Big Data, new epistemologies and paradigm shifts

Kitchin, R., 2014. Big Data, new epistemologies and paradigm shifts. Big Data & Society, 1(1), p.2053951714528481.

This article argues that the explosion in the production of Big Data and the advent of new science epistemologies where questions are born from the data rather than testing a theory by analyzing data has far-reaching consequences to how research is conducted. One section evaluates whether the scientific method is rendered obsolete with the production of Big Data. Instead of making educated guesses about systems, constructing hypotheses and models, and testing them with data-based experiments, scientists can now find patterns in data without any mechanistic explanation at all. But in some fields, this doesn’t really matter. For example, in online retail stores Person A might be known to like item A and most people that like item A also like item B. In this situation, the mechanism does not really matter for the retail company to sell more items. Thus, mining the entire population’s behavior for prediction trumps explanation for the retail markets. But the result is an analysis that ignores important effects of culture, politics, policy, etc. So expanding these ideas to the field of biology might include a bioinformatist that view the complexity of biology in a much different way that an experimental molecular biologist. To an informatist, data can be interpreted free of context and domain-specific expertise but it might be low on logical interpretation.

The evolution of science through four broad paradigms based on the method of data collection
The evolution of science through four broad paradigms based on the method of data collection

It seems to me that the majority of ecologists are aware of the concerns that Kitchin raises and would probably side with him on most points, especially when thinking about mechanisms causing patterns rather than settling with knowing the correlations that coincide with them. Nevertheless, I think it was a good read and one that helped me contextualize some disagreements between Big Data and production of new science.

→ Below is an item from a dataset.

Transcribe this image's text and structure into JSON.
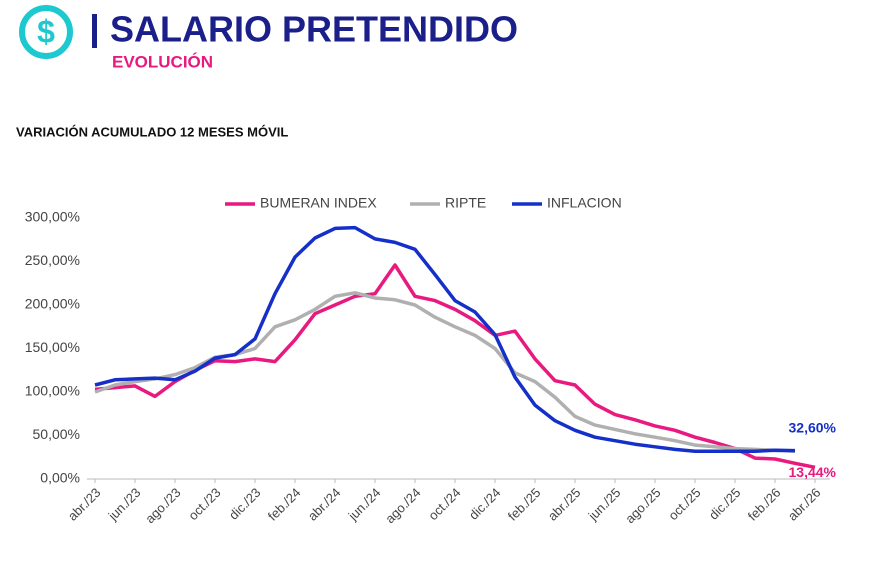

A climate of uncertainty: accounting for error in climate variables for species distribution models

Stoklosa, J. et al., 2015. A climate of uncertainty: accounting for error in climate variables for species distribution models R. B. O’Hara, ed. Methods in Ecology and Evolution, 6(4), pp.412–423.

An important consequence of biased parameter estimates is biased projections under changes of environmental variables. There is a large distinction between GLM and the errors- in-variables models.
An important consequence of biased parameter estimates is biased projections under changes of environmental variables. There is a large distinction between GLM and the errors- in-variables models.

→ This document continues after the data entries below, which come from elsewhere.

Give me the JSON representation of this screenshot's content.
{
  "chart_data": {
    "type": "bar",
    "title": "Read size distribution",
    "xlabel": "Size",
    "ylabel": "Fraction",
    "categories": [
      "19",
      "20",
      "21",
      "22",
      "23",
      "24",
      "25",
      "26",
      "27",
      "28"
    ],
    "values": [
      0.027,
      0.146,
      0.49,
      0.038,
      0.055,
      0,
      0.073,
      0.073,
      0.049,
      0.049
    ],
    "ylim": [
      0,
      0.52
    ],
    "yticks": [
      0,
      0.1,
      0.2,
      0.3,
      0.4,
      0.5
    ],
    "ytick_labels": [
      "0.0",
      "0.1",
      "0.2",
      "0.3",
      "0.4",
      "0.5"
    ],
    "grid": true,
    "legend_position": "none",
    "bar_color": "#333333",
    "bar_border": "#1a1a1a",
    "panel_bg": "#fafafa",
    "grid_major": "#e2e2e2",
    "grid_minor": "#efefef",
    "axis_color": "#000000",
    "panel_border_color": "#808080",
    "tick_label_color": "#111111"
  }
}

Climate variables used in species distribution models are estimates of true spatial climate and are therefore subject to uncertainty. The uncertainty itself can have spatial structure, further complicating consistency of estimates. The authors of this study chose to use PRISM (parameter elevation relationships on independent slopes models) to obtain estimates of climate uncertainty. To do this, they construct grids of approximately 800x800m size and use these estimates as an upper bound to prediction error variance of the climate model.

They also wanted to understand what happens if this uncertainty is ignored. Other fields, such as engineering and medicine, use measurement error models that allow uncertainty in explanatory variables (errors-in-variable) but can sometimes lead to biased estimates. This study used hierarchical modeling and simulation extrapolation to account for errors in explanatory variables. Wren presence/absence data (n=1048 data points) was obtained from birders at several points along a transect of the Eastern US. They test these methods on the Carolina wren in the US and on simulated species to look at how well GLMs predict and project to new scenarios when prediction error is ignored versus when it is accounted for. The main effect of ignoring uncertainty in climate variables was an increase in bias and a decrease in power as the error increases. These methods seem likely to be useful in situations where a species is patchily distributed or in environments that are spatially autocorrelated.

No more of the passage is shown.